West Ham shirt sponsor and currency broker Alpari UK was blown up by the Swiss National Bank’s currency bombshell as heavy client losses forced it into insolvency.
The SNB’s dramatic move to scrap the currency cap which kept the "Swissie" pegged at €1.20 - just days after saying it was a policy cornerstone - sent a tidal wave of cash into the franc, sending it surging against the euro.
The stunning move has sent several brokers into a tailspin including the Hammer’s main shirt sponsor Alpari.
The firm blamed "exceptional volatility and extreme lack of liquidity" for huge client losses.
"This has forced Alpari (UK) to confirm today that it has entered into insolvency," it said.
Alpari was set up in 1998, and the UK arm opened in 2004.
Two other major currency brokers were crippled.
With virtually the entire market betting the cap would stay, the sudden reverse and resultant plunge in the euro against the franc exposed the biggest currency broker in the US - New York-listed FXCM.
The firm, which has 900 staff and handled $1.4 trillion (£920 billion) in trades in the final quarter of last year, took a $225 million hit.
The blow has put the firm potentially in breach of its regulatory capital requirements and it is "actively discussing" alternatives to boost capital levels.
There was even worse news for New Zealand broker Excel, which was forced to shut down after the staggering policy U-turn obliterated its capital.
The company said: "The majority of clients in a franc position were on the losing side and sustained losses amounting to far greater than their account equity."
Among other UK spread-betters and currency traders, the reaction was more mixed.
Market leader IG Group took a £30 million hit, and Peter Cruddas' rival CMC Markets is also likely to have suffered.
It is understood that AIM-listed London Capital Group, which trades as Capital Spreads, took losses of up to £1.7 million.
Other smaller players were unaffected.

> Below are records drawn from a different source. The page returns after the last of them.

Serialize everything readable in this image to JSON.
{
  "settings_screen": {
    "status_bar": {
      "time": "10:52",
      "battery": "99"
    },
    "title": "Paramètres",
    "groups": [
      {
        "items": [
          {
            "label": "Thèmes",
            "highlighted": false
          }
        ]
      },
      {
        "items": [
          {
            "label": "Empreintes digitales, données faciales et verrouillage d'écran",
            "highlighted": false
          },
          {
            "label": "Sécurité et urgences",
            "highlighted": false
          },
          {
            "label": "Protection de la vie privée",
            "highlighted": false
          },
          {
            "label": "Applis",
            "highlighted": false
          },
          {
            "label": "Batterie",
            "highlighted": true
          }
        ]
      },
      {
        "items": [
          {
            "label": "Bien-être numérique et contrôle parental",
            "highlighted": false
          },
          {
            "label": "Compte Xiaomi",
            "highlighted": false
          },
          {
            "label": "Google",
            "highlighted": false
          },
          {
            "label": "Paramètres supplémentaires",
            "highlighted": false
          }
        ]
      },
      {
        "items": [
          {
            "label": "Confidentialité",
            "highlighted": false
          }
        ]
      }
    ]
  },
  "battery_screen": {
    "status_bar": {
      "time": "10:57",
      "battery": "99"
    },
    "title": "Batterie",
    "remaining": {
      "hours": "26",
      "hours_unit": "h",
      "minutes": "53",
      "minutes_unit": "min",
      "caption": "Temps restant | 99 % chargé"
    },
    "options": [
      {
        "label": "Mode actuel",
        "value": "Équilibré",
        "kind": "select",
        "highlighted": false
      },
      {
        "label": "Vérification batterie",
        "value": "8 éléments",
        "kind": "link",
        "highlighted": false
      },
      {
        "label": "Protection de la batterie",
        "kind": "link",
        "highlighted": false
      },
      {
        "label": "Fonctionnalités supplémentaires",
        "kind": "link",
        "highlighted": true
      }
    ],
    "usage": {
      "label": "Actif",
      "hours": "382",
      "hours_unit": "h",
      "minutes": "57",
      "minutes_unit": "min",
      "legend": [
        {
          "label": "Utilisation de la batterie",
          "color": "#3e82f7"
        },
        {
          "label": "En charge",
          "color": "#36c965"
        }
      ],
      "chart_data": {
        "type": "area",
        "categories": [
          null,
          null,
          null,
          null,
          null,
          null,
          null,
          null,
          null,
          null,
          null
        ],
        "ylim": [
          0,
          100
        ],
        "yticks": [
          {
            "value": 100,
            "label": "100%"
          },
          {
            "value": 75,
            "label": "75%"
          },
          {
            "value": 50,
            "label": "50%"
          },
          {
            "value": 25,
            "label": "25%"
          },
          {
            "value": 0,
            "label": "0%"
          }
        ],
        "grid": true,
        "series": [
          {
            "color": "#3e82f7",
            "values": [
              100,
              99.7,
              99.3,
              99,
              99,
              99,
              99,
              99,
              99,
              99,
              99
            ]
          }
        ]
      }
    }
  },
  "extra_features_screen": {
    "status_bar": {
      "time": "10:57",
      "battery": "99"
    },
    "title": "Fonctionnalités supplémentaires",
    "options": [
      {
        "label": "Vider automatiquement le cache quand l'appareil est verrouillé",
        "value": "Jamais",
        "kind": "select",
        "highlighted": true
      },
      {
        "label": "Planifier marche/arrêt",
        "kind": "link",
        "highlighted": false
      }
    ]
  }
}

ETX Capital said the firm was experiencing a profitable January after a very solid 2014 and it is understood that Spreadex had a "minimal exposure".
One industry source said: "If you were hedged properly, the clients and the counterparties take the lion’s share of the losses."
But the hammering of the Swiss stock market ran into a second session after a 9 per cent plunge yesterday as investors braced themselves for a huge export blow.
The Swiss market fell another 4 per cent with bank Julius Baer and Swiss watchmaker Swatch among the biggest fallers.
The pound sank 2.3 cents against the Swissie to Swfr1.3267 today and the euro fell another two cents to Swfr1.0132.